We shared our dream of writing The Inversion Factor with Ken, our beloved friend, collaborator, and coauthor. His untimely death, just as our manuscript neared completion, leaves us hearthbroken but resolute in our determination to present our (and his) vision of the emerging hyperconnected world, and to enable our readers to participate in shaping the world.

Ken Traub was most recently an independent consultant specializing in software architecture and radio-frequency identification (RFID) standards.  Ken worked for 30 years in software engineering and had been a founder or technical advisor to five high technology startups in the Boston area. Ken was a founder and CTO of ConnecTerra, an early pioneer in RFID software that was acquired by BEA Systems in 2005.  Prior to ConnecTerra Ken was a co-founder and the Chief Technical Officer of Fact City, Inc. where he invented the algorithms at the core of the company's technology, and led the technical team in the creation of one of the first natural language database retrieval systems to be deployed on the World Wide Web.

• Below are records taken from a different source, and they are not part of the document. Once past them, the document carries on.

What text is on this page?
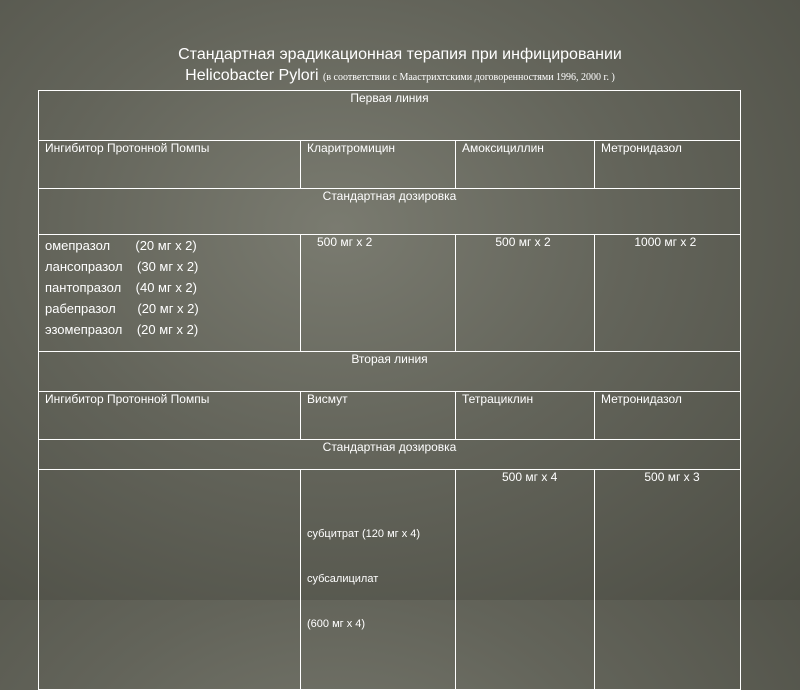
Стандартная эрадикационная терапия при инфицировании
Helicobacter Pylori (в соответствии с Маастрихтскими договоренностями 1996, 2000 г. )
Первая линия			
Ингибитор Протонной Помпы	Кларитромицин	Амоксициллин	Метронидазол
Стандартная дозировка			

омепразол       (20 мг х 2)
лансопразол    (30 мг х 2)
пантопразол    (40 мг х 2)
рабепразол      (20 мг х 2)
эзомепразол    (20 мг х 2)	500 мг х 2	500 мг х 2	1000 мг х 2
Вторая линия			
Ингибитор Протонной Помпы	Висмут	Тетрациклин	Метронидазол
Стандартная дозировка			

	субцитрат (120 мг х 4)

субсалицилат

(600 мг х 4)	500 мг х 4	500 мг х 3
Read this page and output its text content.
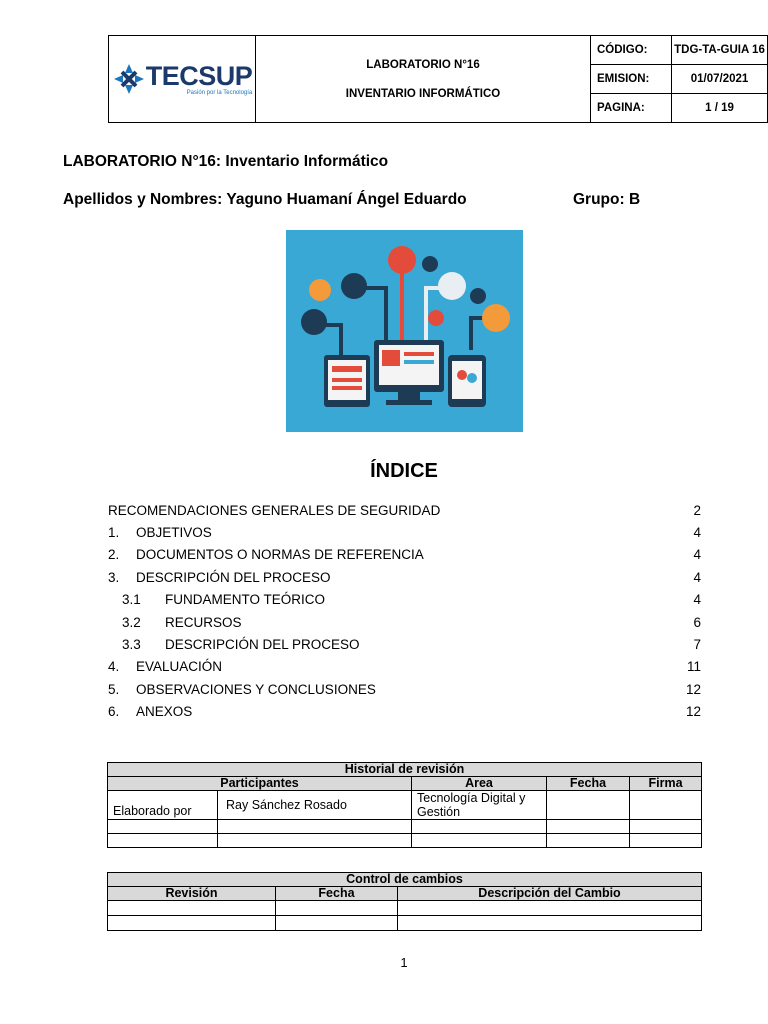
TECSUP
Pasión por la Tecnología	LABORATORIO N°16
INVENTARIO INFORMÁTICO	CÓDIGO:	TDG-TA-GUIA 16
		EMISION:	01/07/2021
		PAGINA:	1 / 19
LABORATORIO N°16: Inventario Informático
Apellidos y Nombres: Yaguno Huamaní Ángel Eduardo	Grupo: B
ÍNDICE
RECOMENDACIONES GENERALES DE SEGURIDAD	2
1. OBJETIVOS	4
2. DOCUMENTOS O NORMAS DE REFERENCIA	4
3. DESCRIPCIÓN DEL PROCESO	4
3.1 FUNDAMENTO TEÓRICO	4
3.2 RECURSOS	6
3.3 DESCRIPCIÓN DEL PROCESO	7
4. EVALUACIÓN	11
5. OBSERVACIONES Y CONCLUSIONES	12
6. ANEXOS	12
Historial de revisión				
Participantes		Area	Fecha	Firma
Elaborado por	Ray Sánchez Rosado	Tecnología Digital y Gestión		

Control de cambios		
Revisión	Fecha	Descripción del Cambio

1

Ken, recognized as a fundamental thinker, by GS1, the global standards organization for RFID and the Electronic Product Code (EPC) was instrumental in the development of some of the more important standards. Ken received several awards for his work in the RFID standards including the Roger Milliken Career Achievement Award which was awarded posthumously.

Ken received his B.S., M.S. and PhD in Electrical Engineering and Computer Science from the Massachusetts Institute of Technology.